During its last approach, Cassini will pass Hyperion at a distance of about 21,000 miles at 9:36 a.m. EDT, and images of the encounter are expected to arrive on Earth within the next two days. The scientists involved in the mission also expect to see details of terrain that would be different from what Cassini has previously explored.
Hyperion, which is about 168 miles across, “rotates chaotically, essentially tumbling unpredictably through space as it orbits Saturn,” NASA said in a statement on Friday, adding that the moon’s disorderly rotation makes it difficult for astronomers to target a specific region of its surface. According to the federal space agency, most of Cassini's previous close approaches have come across more or less the same familiar side of the rocky moon.
— CassiniSaturn (@CassiniSaturn) May 28, 2015
Scientists said that Hyperion has an odd, sponge-like appearance because of its unusually low density -- about half that of water -- for such a large object. The low density makes Hyperion quite spongy with weak surface gravity, which means that impacts with other celestial objects are likely to compress its surface, rather than excavating it.
Cassini's closest-ever flyby of Hyperion occurred on Sept. 26, 2005, when the spacecraft passed Saturn’s moon at a distance of 314 miles.

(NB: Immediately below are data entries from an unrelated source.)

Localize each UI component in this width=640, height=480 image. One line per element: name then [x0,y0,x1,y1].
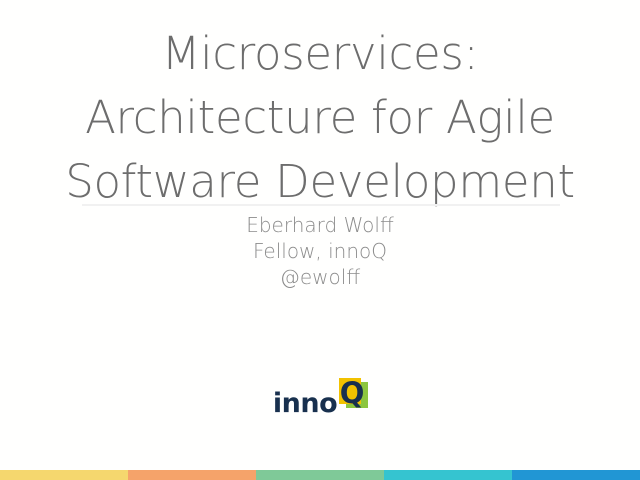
logo-q-mark: Q [337,378,367,412]
author-name: Eberhard Wolff [0,212,640,238]
subtitle: Eberhard Wolff Fellow, innoQ @ewolff [0,212,640,290]
title-line-1: Microservices: [0,22,640,86]
color-segment-blue [512,470,640,480]
author-handle: @ewolff [0,264,640,290]
logo-inner: inno Q [273,378,367,412]
logo-q-letter: Q [339,378,365,409]
page-title: Microservices: Architecture for Agile So… [0,22,640,214]
color-segment-orange [128,470,256,480]
title-line-2: Architecture for Agile [0,86,640,150]
innoq-logo: inno Q [0,378,640,412]
title-divider [82,204,560,206]
author-role: Fellow, innoQ [0,238,640,264]
color-segment-yellow [0,470,128,480]
presentation-title-slide: Microservices: Architecture for Agile So… [0,0,640,480]
color-segment-teal [384,470,512,480]
color-segment-green [256,470,384,480]
logo-wordmark: inno [273,387,337,421]
footer-color-bar [0,470,640,480]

“Cassini's next notable flyby after May 31 is slated for June 16, when the spacecraft will pass 321 miles (516 kilometers) above icy Dione,” NASA said. “In October, Cassini will make two close flybys of the active moon Enceladus, with its jets of icy spray, coming as close as 30 miles (48 kilometers) in the final pass.”
The Cassini-Huygens mission is a cooperative project of NASA, the European Space Agency and the Italian Space Agency. In 2005, the spacecraft found evidence of an icy spray issuing from the southern polar region of Saturn’s sixth-largest moon, Enceladus.
Researchers recently confirmed the presence of hydrothermal activity on Enceladus, followed by their statement two months later that the eruption of water vapor on its surface might be in the form of broad, curtain-like sheets, rather than discrete jets.